Let this stand as my extended quote for the month of November 2010 (probably going to be pressed and online for the early minutes of December, but whatever).

From my recent reading of Greg Dening’s truly excellent historical analysis regarding the extremely well-known mutiny on HMAV Bounty.

The history of the mutiny on the Bounty has always been primarily concerned with its Eurocentric romance. There is another unromantic story that needs to be told, how the Bounty cut a swath of death through native lives. The six ‘blacks’ [Polynesians] on Pitcairn were only the last to be killed. There were another hundered and twenty or more on Tubuai [Austral Islands], a dozen or so at Tahiti, even one man shot dead in the Cook islands by McCoy as the native triumphantly displayed a jacket given him by Christian.
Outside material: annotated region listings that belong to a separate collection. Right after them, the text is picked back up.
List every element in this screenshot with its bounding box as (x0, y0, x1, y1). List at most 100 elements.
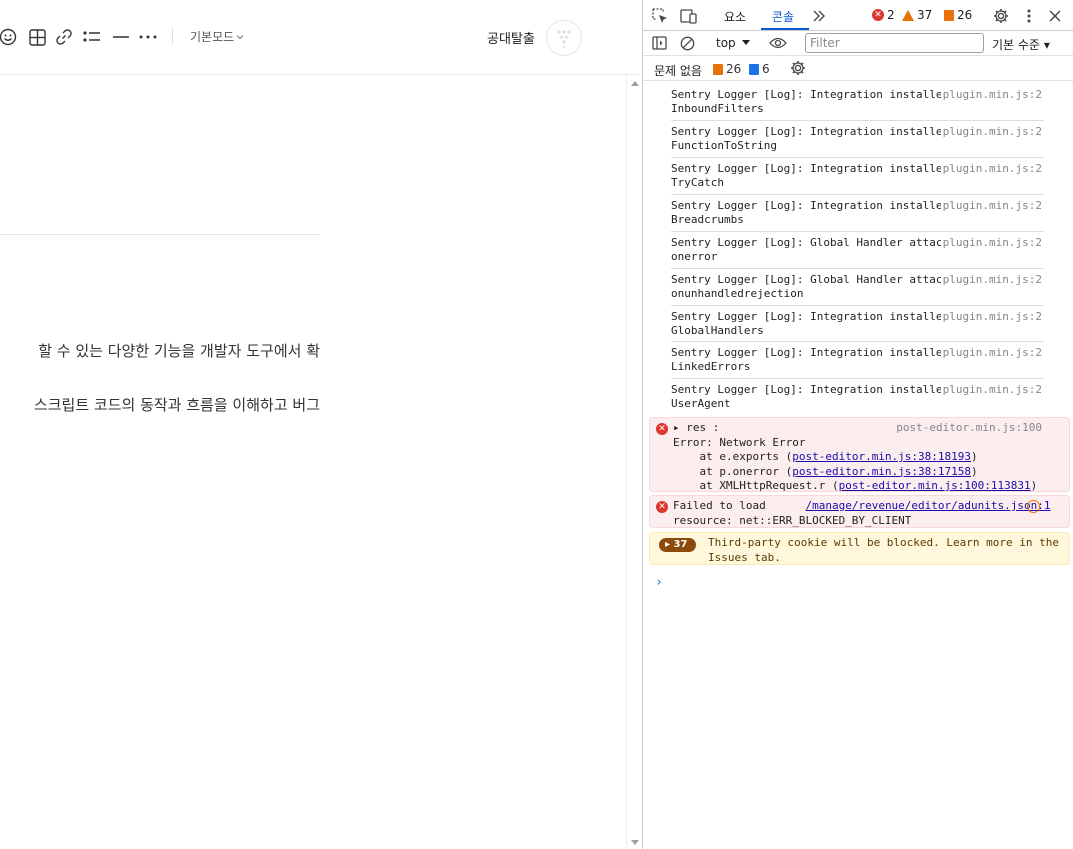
chevron-down-icon (236, 34, 244, 39)
emoji-icon[interactable] (0, 26, 19, 48)
error-text: resource: net::ERR_BLOCKED_BY_CLIENT (673, 513, 912, 527)
editor-toolbar: 기본모드 공대탈출 (0, 0, 642, 75)
log-source-link[interactable]: plugin.min.js:2 (943, 346, 1042, 360)
link-icon[interactable] (53, 26, 75, 48)
resource-link[interactable]: /manage/revenue/editor/adunits.json:1 (805, 499, 1050, 512)
warning-message: Third-party cookie will be blocked. Lear… (708, 536, 1059, 564)
log-message: Sentry Logger [Log]: Integration install… (671, 199, 941, 226)
editor-scrollbar[interactable] (626, 75, 642, 849)
console-toolbar: top 기본 수준 ▾ (643, 31, 1073, 56)
log-source-link[interactable]: plugin.min.js:2 (943, 310, 1042, 324)
log-entry[interactable]: Sentry Logger [Log]: Integration install… (671, 379, 1044, 414)
issues-count: 26 (957, 8, 973, 22)
error-text: Failed to load (673, 499, 766, 512)
kebab-menu-icon[interactable] (1019, 6, 1039, 26)
log-source-link[interactable]: plugin.min.js:2 (943, 273, 1042, 287)
log-source-link[interactable]: plugin.min.js:2 (943, 383, 1042, 397)
issues-bar: 문제 없음 26 6 (643, 56, 1073, 81)
console-settings-icon[interactable] (788, 58, 808, 78)
close-icon[interactable] (1045, 6, 1065, 26)
device-toolbar-icon[interactable] (678, 6, 698, 26)
body-text-line[interactable]: 할 수 있는 다양한 기능을 개발자 도구에서 확 (0, 340, 320, 361)
error-entry[interactable]: ✕ Failed to load /manage/revenue/editor/… (649, 495, 1070, 528)
clear-console-icon[interactable] (677, 33, 697, 53)
sidebar-toggle-icon[interactable] (649, 33, 669, 53)
log-level-select[interactable]: 기본 수준 ▾ (992, 36, 1050, 53)
title-divider (0, 234, 320, 235)
settings-icon[interactable] (991, 6, 1011, 26)
more-options-icon[interactable] (137, 26, 159, 48)
dots-grid-icon (557, 30, 571, 48)
tab-elements[interactable]: 요소 (724, 8, 746, 25)
log-message: Sentry Logger [Log]: Integration install… (671, 383, 941, 410)
publish-button[interactable]: 공대탈출 (487, 28, 535, 47)
tab-console[interactable]: 콘솔 (772, 8, 794, 25)
log-message: Sentry Logger [Log]: Integration install… (671, 162, 941, 189)
expand-toggle[interactable]: ▸ res : (673, 421, 719, 434)
log-source-link[interactable]: plugin.min.js:2 (943, 199, 1042, 213)
stack-frame: at e.exports ( (673, 450, 793, 463)
error-message: Failed to load /manage/revenue/editor/ad… (673, 499, 1051, 528)
body-text-line[interactable]: 스크립트 코드의 동작과 흐름을 이해하고 버그 (0, 394, 320, 415)
stack-link[interactable]: post-editor.min.js:38:18193 (792, 450, 971, 463)
log-message: Sentry Logger [Log]: Integration install… (671, 125, 941, 152)
log-entry[interactable]: Sentry Logger [Log]: Integration install… (671, 158, 1044, 195)
error-count: 2 (887, 8, 895, 22)
scroll-up-icon[interactable] (631, 81, 639, 86)
issues-blue-count: 6 (762, 62, 770, 76)
error-count-badge[interactable]: ✕ 2 (872, 8, 895, 22)
live-expression-eye-icon[interactable] (768, 33, 788, 53)
log-message: Sentry Logger [Log]: Global Handler atta… (671, 273, 941, 300)
bullet-list-icon[interactable] (81, 26, 103, 48)
issue-icon (944, 9, 954, 21)
caret-down-icon: ▾ (1043, 38, 1050, 52)
issues-count-badge[interactable]: 26 (944, 8, 972, 22)
log-level-value: 기본 수준 (992, 38, 1040, 52)
context-value: top (716, 36, 736, 50)
more-tabs-icon[interactable] (809, 6, 829, 26)
editor-mode-select[interactable]: 기본모드 (190, 28, 244, 45)
log-entry[interactable]: Sentry Logger [Log]: Global Handler atta… (671, 232, 1044, 269)
error-icon: ✕ (656, 423, 668, 435)
inspect-element-icon[interactable] (650, 6, 670, 26)
filter-input[interactable] (805, 33, 984, 53)
console-output[interactable]: Sentry Logger [Log]: Integration install… (643, 84, 1073, 849)
log-entry[interactable]: Sentry Logger [Log]: Integration install… (671, 195, 1044, 232)
table-icon[interactable] (26, 26, 48, 48)
issues-orange-badge[interactable]: 26 (713, 62, 741, 76)
log-source-link[interactable]: plugin.min.js:2 (943, 236, 1042, 250)
scroll-down-icon[interactable] (631, 840, 639, 845)
context-select[interactable]: top (716, 36, 750, 50)
stack-close: ) (1030, 479, 1038, 492)
horizontal-line-icon[interactable] (110, 26, 132, 48)
issues-blue-badge[interactable]: 6 (749, 62, 770, 76)
log-message: Sentry Logger [Log]: Integration install… (671, 310, 941, 337)
log-entry[interactable]: Sentry Logger [Log]: Integration install… (671, 84, 1044, 121)
network-request-icon[interactable] (1027, 500, 1040, 513)
error-icon: ✕ (872, 9, 884, 21)
log-message: Sentry Logger [Log]: Integration install… (671, 88, 941, 115)
warning-count-pill[interactable]: ▸ 37 (659, 538, 696, 552)
log-source-link[interactable]: plugin.min.js:2 (943, 162, 1042, 176)
console-prompt[interactable]: › (655, 575, 663, 590)
log-entry[interactable]: Sentry Logger [Log]: Global Handler atta… (671, 269, 1044, 306)
warning-icon (902, 9, 914, 21)
log-source-link[interactable]: plugin.min.js:2 (943, 88, 1042, 102)
warning-count: 37 (917, 8, 933, 22)
log-source-link[interactable]: plugin.min.js:2 (943, 125, 1042, 139)
stack-frame: at p.onerror ( (673, 464, 793, 478)
error-source-link[interactable]: post-editor.min.js:100 (896, 421, 1042, 436)
log-entry[interactable]: Sentry Logger [Log]: Integration install… (671, 342, 1044, 379)
avatar[interactable] (546, 20, 582, 56)
issues-orange-count: 26 (726, 62, 742, 76)
log-message: Sentry Logger [Log]: Global Handler atta… (671, 236, 941, 263)
log-entry[interactable]: Sentry Logger [Log]: Integration install… (671, 306, 1044, 342)
devtools-tab-bar: 요소 콘솔 ✕ 2 37 26 (643, 0, 1073, 31)
error-entry[interactable]: ✕ ▸ res : Error: Network Error at e.expo… (649, 417, 1070, 492)
log-entry[interactable]: Sentry Logger [Log]: Integration install… (671, 121, 1044, 158)
active-tab-indicator (761, 28, 809, 30)
stack-link[interactable]: post-editor.min.js:38:17158 (792, 465, 971, 478)
stack-link[interactable]: post-editor.min.js:100:113831 (839, 479, 1031, 492)
warning-entry[interactable]: ▸ 37 Third-party cookie will be blocked.… (649, 532, 1070, 565)
warning-count-badge[interactable]: 37 (902, 8, 932, 22)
Who will say that more than 139 lives were less important than the five Bounty lives taken by natives at Pitcairn and Thompson’s at Tahiti, Norton’s at Tofua [Tonga archipelago]?

And then follows the real clincher in this particular extract:

Tahitian woman fishing at the beach, by Robert Tatin d'Avesnières (1959)

That 86 percent of the founding male population of Pitcairn should be individually murdered is reason enough for focusing a narrative on the episodes of mayhem. That John Adams [sole survivor on Pitcairn] should be surrounded, in 1800, by twenty-three children [and nine Tahitian women] is a reminder, however, that in death there was living and that most of that living turned around the native women. The Island was as much in their minds and bodies as in the men’s. […] Who precisely the women were or how they managed their lives is almost impossible to describe. Only one of them is known to us in any detail. She was ‘Jenny’ or Teehuteatuanoa. […] Independent and strong, she urged the women, at one point, to return to Tahiti and even built a boat to that purpose. She finally persuaded a whaling captain to take her away from Pitcairn. A desperate voyage via Chile and the Marquesas saw her back in Tahiti.

Teehuteatuanoa’s story is virtually the only source of our knowledge of the Bounty‘s trip from Tahiti to Pitcairn.